Office phones are classed as a business expense by HMRC, so you can deduct 100 percent of the cost. If you chose to use an existing personal mobile, you can only deduct costs of business-related calls. And it can be a laborious task working that out accurately! Plus, you'll need to hold onto records so there’s a paper trail of your business use. That’s not to say it wouldn’t be worthwhile, but you do need to weigh it up first.
Would VoIP be better?
Depending on your business size and set up, you could be better off looking at a Voice over IP (VoIP) option. This uses your internet connection to send and received calls. VoIP can manage multiple ‘voice lines’ over a single internet connection and is much cheaper than using traditional analogue lines. Calls are cheaper too.
It’s worth bearing in mind that if your Internet connection goes down for any reason, VoIP goes down, too. You’ll also need to upgrade your office phones to make them compatible.

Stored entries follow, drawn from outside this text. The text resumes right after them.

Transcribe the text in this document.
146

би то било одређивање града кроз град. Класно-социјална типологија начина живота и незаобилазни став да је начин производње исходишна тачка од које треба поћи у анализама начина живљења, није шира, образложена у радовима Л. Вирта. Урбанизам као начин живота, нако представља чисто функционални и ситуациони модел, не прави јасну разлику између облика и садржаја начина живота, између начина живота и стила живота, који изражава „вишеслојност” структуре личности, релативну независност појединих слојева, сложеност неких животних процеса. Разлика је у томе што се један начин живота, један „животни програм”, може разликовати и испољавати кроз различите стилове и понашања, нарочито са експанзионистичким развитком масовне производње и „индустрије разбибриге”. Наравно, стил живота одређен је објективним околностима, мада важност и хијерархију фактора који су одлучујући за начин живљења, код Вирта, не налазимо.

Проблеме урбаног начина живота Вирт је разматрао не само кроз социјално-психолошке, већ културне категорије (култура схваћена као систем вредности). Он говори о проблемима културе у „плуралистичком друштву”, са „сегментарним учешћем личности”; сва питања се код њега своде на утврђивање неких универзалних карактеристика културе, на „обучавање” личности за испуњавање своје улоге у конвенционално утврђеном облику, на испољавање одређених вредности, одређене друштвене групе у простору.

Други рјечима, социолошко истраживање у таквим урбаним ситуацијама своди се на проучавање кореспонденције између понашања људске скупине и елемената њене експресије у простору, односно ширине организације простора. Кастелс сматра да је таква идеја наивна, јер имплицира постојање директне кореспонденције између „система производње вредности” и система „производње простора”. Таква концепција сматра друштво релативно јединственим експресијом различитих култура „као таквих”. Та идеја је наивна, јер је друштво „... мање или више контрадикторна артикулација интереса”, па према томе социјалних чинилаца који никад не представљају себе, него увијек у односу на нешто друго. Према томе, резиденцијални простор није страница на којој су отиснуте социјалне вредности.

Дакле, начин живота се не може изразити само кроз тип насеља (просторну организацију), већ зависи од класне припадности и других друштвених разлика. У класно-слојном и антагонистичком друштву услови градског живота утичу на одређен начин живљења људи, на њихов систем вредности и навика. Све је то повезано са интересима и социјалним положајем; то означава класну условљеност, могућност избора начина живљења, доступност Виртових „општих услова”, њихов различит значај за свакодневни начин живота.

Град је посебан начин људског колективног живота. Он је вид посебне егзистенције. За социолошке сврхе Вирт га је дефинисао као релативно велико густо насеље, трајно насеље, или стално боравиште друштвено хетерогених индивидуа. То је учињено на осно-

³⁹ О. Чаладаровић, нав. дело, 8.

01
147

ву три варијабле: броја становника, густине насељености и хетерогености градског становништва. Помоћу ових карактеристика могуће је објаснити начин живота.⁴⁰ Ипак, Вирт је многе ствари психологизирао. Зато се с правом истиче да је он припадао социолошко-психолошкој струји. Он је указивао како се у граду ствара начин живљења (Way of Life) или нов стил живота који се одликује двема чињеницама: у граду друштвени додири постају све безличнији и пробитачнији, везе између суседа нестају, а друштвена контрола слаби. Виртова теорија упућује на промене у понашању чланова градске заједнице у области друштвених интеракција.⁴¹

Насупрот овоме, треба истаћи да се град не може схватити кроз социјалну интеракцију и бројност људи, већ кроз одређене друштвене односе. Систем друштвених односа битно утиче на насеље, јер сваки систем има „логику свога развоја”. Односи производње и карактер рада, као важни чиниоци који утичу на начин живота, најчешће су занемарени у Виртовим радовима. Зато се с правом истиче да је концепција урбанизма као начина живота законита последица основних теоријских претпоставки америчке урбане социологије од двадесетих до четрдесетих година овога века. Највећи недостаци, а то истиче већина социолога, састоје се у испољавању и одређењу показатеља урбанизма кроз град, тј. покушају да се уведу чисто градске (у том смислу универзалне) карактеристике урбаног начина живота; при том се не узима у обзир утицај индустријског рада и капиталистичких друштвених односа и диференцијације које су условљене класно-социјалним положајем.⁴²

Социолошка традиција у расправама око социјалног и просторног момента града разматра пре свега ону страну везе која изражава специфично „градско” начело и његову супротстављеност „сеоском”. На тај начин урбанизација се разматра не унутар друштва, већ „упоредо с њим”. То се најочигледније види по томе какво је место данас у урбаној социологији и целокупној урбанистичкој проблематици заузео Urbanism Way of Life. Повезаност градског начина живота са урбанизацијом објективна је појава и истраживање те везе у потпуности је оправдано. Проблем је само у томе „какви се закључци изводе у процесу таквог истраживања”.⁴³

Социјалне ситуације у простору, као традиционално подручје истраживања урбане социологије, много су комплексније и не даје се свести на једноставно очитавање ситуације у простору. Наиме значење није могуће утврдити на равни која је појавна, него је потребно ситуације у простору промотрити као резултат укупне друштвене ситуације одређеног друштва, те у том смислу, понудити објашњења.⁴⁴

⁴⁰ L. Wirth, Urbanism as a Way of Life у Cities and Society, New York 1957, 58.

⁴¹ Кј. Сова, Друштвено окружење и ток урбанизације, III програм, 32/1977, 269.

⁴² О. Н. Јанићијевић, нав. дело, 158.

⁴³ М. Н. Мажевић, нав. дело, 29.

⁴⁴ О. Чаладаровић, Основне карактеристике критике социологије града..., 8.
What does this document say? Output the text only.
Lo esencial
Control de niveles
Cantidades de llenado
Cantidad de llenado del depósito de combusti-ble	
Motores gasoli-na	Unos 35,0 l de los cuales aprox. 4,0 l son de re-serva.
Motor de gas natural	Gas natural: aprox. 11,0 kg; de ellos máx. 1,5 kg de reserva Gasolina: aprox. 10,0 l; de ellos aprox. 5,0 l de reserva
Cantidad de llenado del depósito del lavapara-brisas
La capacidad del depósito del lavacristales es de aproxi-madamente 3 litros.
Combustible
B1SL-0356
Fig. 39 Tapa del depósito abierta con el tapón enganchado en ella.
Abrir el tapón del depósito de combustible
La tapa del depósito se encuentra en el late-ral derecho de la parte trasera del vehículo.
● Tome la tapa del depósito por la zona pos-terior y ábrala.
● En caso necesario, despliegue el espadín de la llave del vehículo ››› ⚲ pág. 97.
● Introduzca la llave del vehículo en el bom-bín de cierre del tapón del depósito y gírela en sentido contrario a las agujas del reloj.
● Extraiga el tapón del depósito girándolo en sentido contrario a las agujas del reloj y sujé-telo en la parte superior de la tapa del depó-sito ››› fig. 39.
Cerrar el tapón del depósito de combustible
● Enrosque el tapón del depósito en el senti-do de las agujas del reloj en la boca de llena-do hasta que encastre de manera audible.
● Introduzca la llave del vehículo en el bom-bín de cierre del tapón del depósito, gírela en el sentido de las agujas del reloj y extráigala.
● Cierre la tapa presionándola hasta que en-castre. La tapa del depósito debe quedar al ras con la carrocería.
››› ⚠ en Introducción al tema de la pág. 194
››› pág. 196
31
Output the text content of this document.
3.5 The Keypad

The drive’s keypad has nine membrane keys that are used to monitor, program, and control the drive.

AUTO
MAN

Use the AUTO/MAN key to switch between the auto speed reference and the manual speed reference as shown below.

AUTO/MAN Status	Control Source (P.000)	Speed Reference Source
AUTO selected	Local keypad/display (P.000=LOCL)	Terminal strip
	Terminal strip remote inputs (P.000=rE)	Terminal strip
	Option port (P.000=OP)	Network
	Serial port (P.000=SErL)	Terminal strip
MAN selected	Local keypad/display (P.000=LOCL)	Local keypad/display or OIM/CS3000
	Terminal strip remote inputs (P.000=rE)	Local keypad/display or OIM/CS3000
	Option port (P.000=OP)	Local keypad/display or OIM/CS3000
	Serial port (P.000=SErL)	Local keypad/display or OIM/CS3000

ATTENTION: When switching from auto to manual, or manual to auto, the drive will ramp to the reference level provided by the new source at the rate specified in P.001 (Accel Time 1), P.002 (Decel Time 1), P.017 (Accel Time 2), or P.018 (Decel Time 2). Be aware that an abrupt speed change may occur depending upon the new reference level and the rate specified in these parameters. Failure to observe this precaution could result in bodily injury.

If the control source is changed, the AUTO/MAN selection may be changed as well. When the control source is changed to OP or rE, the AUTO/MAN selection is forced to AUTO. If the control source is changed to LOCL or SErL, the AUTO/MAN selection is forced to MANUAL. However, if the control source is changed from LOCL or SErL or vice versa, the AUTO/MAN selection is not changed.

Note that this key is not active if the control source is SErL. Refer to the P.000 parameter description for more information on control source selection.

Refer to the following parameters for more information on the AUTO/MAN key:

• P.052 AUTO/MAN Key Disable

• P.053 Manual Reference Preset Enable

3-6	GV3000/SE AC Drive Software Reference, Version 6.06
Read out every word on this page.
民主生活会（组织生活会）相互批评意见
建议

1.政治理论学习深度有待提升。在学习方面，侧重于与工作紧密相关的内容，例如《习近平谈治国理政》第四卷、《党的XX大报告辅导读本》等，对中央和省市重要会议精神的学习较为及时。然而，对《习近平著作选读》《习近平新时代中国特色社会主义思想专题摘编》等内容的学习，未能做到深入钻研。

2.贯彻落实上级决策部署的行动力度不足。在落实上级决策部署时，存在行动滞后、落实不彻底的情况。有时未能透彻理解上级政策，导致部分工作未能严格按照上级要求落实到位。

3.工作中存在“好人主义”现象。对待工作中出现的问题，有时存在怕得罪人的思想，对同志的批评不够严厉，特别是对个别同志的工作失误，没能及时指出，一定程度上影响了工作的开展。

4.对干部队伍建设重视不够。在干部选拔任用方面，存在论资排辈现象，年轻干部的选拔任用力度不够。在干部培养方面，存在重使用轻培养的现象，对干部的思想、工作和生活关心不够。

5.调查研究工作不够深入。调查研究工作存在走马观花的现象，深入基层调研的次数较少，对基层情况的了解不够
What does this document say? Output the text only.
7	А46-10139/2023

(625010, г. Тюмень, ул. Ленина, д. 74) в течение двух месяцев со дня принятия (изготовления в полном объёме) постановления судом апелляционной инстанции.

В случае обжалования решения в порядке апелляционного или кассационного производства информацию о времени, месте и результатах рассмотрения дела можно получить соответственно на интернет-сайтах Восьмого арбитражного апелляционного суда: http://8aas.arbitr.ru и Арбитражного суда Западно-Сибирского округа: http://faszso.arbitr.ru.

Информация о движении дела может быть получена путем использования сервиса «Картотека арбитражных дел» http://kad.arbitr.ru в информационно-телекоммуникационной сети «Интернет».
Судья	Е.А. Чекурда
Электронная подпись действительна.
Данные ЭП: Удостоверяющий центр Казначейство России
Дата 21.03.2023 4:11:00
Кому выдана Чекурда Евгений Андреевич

More and more small businesses are adopting VoIP now though because the cost-savings and benefits stack up so well. It’s worth noting that VoIP is beautifully scalable, so you can add/remove handsets and extensions without embarking on fresh contracts.
Over to you
Have a think about your businesses needs and decide on the right communications solution. All good telecoms providers will conduct a free cost saving analysis for you as part of their quote, so you can see whether a VoIP solution will stack up. Or if you’re a sole trader, you might find switching to use a personal mobile is better. Remember to consider you current commitments and contract end dates, communications needs, location and need for scalability in the future.
Whatever you decide, it’s clear that businesses across the UK are increasingly moving away from landlines. In 2010, UK firms had more than 10m landline numbers, but by the end of last year that had fallen by 35% to 6.4m, according to the communications regulator Ofcom. The time spent by businesses on landline calls has halved, from 38m minutes in 2010 to just under 19m last year.